しかし自称人道主義者はこうしたことを言わない。

 

移民反対派なら、経済発展の停滞を認める必要がある。収入が停滞しても国際競争力が落ちても文句を言わない割り切りが必要になる。しかし国際競争力で明らかに不利になることを認める移民反対派はあまりいない。

 

うーん、こうしてみたら資産がいくら以上で移民を認めるとか、そういう条件付き案が現実的でいいように思える。

 

こういうやり方をすると、差別主義とか基本的人権がどうこういう人がいるが、移民に厳しい条件を課しているヨーロッパのミニ国家やUAEシンガポールには何も言わなかったりする。たとえば、モナコモナコで経営を行うか、モナコ企業の従業員でない場合、30万ユーロ(約3600万円)がないと移民できない。

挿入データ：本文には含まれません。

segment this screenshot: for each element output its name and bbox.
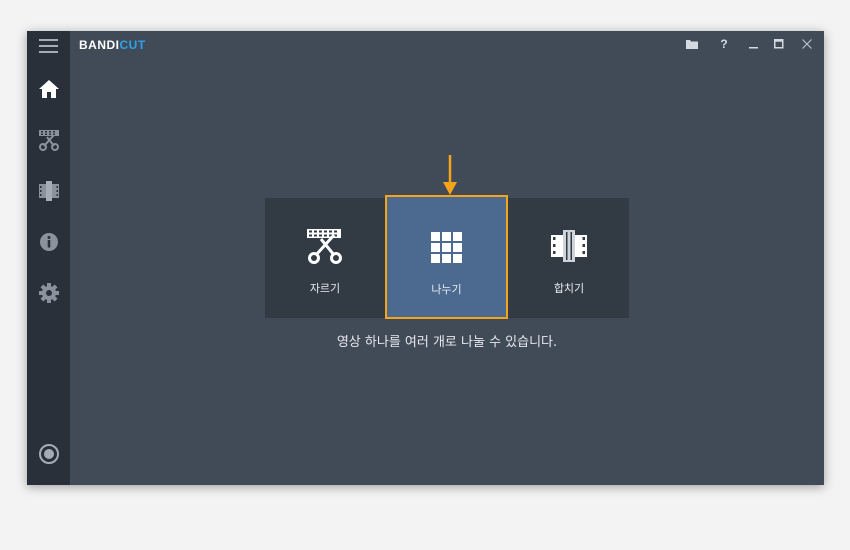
merge-mode-label: 합치기 [553,282,585,295]
app-window: BANDICUT ? 자르기 나누기 합치기 영상 하나를 여러 개로 나눌 수… [27,31,824,485]
sidebar-item-record[interactable] [38,443,60,465]
info-icon [40,233,58,251]
join-film-icon [551,230,587,262]
split-grid-icon [431,232,462,263]
record-icon [39,444,59,464]
close-button[interactable] [797,35,817,53]
scissors-film-icon [39,130,59,151]
cut-mode-button[interactable]: 자르기 [265,198,385,318]
logo-text-bandi: BANDI [79,38,120,52]
app-logo: BANDICUT [79,38,146,52]
split-mode-label: 나누기 [431,283,462,296]
mode-selector: 자르기 나누기 합치기 [265,195,629,319]
cut-icon [307,229,342,264]
arrow-down-icon [443,155,457,195]
minimize-icon [749,47,758,49]
minimize-button[interactable] [744,35,764,53]
merge-mode-button[interactable]: 합치기 [509,198,629,318]
home-icon [39,80,59,98]
split-mode-button[interactable]: 나누기 [385,195,508,319]
hamburger-menu-icon[interactable] [39,39,58,53]
title-bar: BANDICUT ? [70,31,824,57]
folder-icon [686,40,698,49]
sidebar [27,31,70,485]
sidebar-item-home[interactable] [38,78,60,100]
logo-text-cut: CUT [119,38,146,52]
sidebar-item-merge[interactable] [38,180,60,202]
sidebar-item-cut[interactable] [38,129,60,151]
help-button[interactable]: ? [714,35,734,53]
sidebar-item-info[interactable] [38,231,60,253]
gear-icon [39,283,59,303]
open-folder-button[interactable] [682,35,702,53]
maximize-button[interactable] [769,35,789,53]
close-icon [802,39,812,49]
cut-mode-label: 자르기 [309,282,341,295]
maximize-icon [774,39,784,49]
sidebar-item-settings[interactable] [38,282,60,304]
film-merge-icon [39,181,59,201]
mode-description: 영상 하나를 여러 개로 나눌 수 있습니다. [336,335,558,350]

ようするにモナコ「貧乏人は来るんじゃねえ!」とはっきり言っているのである。

シンガポールだと、収入証明ができないと即国外退去になる。勝手に家族を呼んだり妊娠してもやはり即国外退去。妊婦だといっても容赦しないのがシンガポールである。

 

現実的にはこうした厳しい条件付き案と割り切りがいいだろう。

 

ちなみに入国審査やビザについて、ある特定国に対して厳しかったり、甘かったりするのはごく当たり前のことで世界中どこの国でもやっている(日本のパスポートだとどこの国でも簡単に入国できるよね)。それは単なる国家の信用であり、別に差別でもなんでもない。